Zindan direnişinin çığlığı alanlarda

Zindanlarda sürdürülen ölümüne direniş, dışarda toplumun ilerici tüm kesimleri harekete geçirmiş bulunuyor. Başta Kürt halkı olmak üzere, aydınlar, sanatçılar, gazeteciler, meslek odaları, sendika konfederasyonları ve devrimci-ilerici toplumsal muhalefet açıklamalarla, eylemlerle zindan direnişinin sesini alanlara taşıyorlar. Kısa süreli temsili açlık grevlerinin de yapıldığı kamuoyunda, alanlar hiç boş bırakılmıyor.

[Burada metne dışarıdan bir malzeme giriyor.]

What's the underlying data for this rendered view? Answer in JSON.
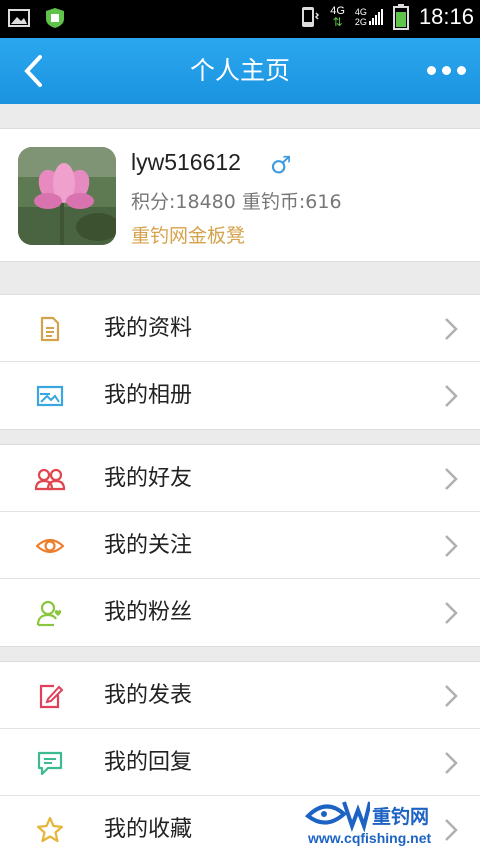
{
  "status_bar": {
    "time": "18:16",
    "net_4g": "4G",
    "net_4g_small": "4G",
    "net_2g": "2G"
  },
  "header": {
    "title": "个人主页"
  },
  "profile": {
    "username": "lyw516612",
    "gender_symbol": "♂",
    "stats": "积分:18480 重钓币:616",
    "rank": "重钓网金板凳"
  },
  "groups": [
    {
      "items": [
        {
          "label": "我的资料",
          "icon": "document-icon"
        },
        {
          "label": "我的相册",
          "icon": "image-icon"
        }
      ]
    },
    {
      "items": [
        {
          "label": "我的好友",
          "icon": "friends-icon"
        },
        {
          "label": "我的关注",
          "icon": "eye-icon"
        },
        {
          "label": "我的粉丝",
          "icon": "fans-icon"
        }
      ]
    },
    {
      "items": [
        {
          "label": "我的发表",
          "icon": "edit-icon"
        },
        {
          "label": "我的回复",
          "icon": "reply-icon"
        },
        {
          "label": "我的收藏",
          "icon": "star-icon"
        }
      ]
    }
  ],
  "watermark": {
    "name": "重钓网",
    "url": "www.cqfishing.net"
  },
  "colors": {
    "header": "#1b93df",
    "gold": "#d4a24a",
    "gender": "#3c9be0"
  }
}
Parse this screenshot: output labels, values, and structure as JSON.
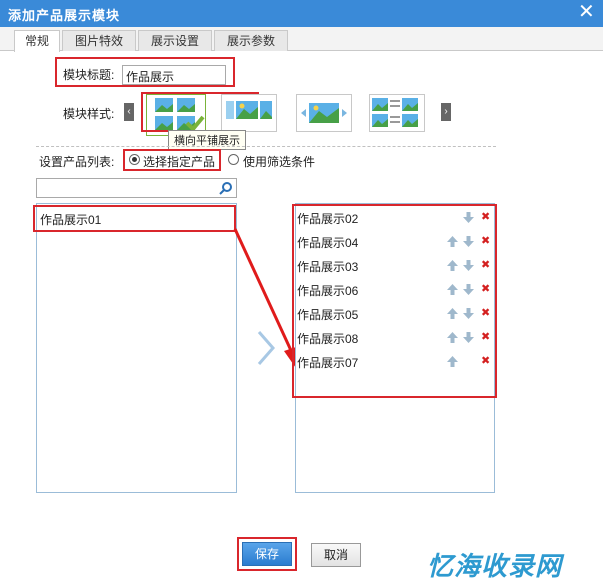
{
  "dialog": {
    "title": "添加产品展示模块",
    "close_glyph": "✕"
  },
  "tabs": [
    {
      "label": "常规",
      "active": true
    },
    {
      "label": "图片特效",
      "active": false
    },
    {
      "label": "展示设置",
      "active": false
    },
    {
      "label": "展示参数",
      "active": false
    }
  ],
  "module_title": {
    "label": "模块标题:",
    "value": "作品展示"
  },
  "module_style": {
    "label": "模块样式:",
    "tooltip": "横向平铺展示",
    "prev_icon": "chevron-left-icon",
    "next_icon": "chevron-right-icon"
  },
  "product_list": {
    "label": "设置产品列表:",
    "option_specific": "选择指定产品",
    "option_filter": "使用筛选条件",
    "selected": "option_specific"
  },
  "search": {
    "value": "",
    "icon": "search-icon"
  },
  "available_items": [
    "作品展示01"
  ],
  "selected_items": [
    "作品展示02",
    "作品展示04",
    "作品展示03",
    "作品展示06",
    "作品展示05",
    "作品展示08",
    "作品展示07"
  ],
  "buttons": {
    "save": "保存",
    "cancel": "取消"
  },
  "watermark": "忆海收录网",
  "colors": {
    "titlebar": "#3a8ad8",
    "highlight": "#d9262c",
    "delete": "#d42020"
  }
}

Neredeyse her gün bir eylem ve açıklama yapılıyor. 30 Ekim "Topyekün direniş" çağrısından, Diyarbakır'daki “Özgür yaşam için vicdan buluşması” mitingine kadar kitlesel eylemlerle sahiplenilen açlık grevleri tüm çarpıtma ve saldırılar karşısında eylemli dayanışmayla büyüyor.

Toplumun ilerici güçleri devletin azgın polis terörüne rağmen alanlarda Kürt siyasi tutsakların direnişi sahipleniyor.

Sermaye düzeni girdiği bu açmaz karşısında tüm kurumları ile yok etme politakalarını devreye sokmasına rağmen direnişi içerde ve dışarda kıramıyor. Medyadan yargıya, bakanlardan valiliğe kadar yapılan onca karalama kampanyası ile toplum zehirlenmeye çalışarak, toplumsal desteğin artması engellenmeye çalışılıyor.

Sermaye düzenin tümkurumlarıyla saldırılarına rağmen, Kürt siyasi tutsaklarının direnişinin sesi yayılmaya devam ediyor.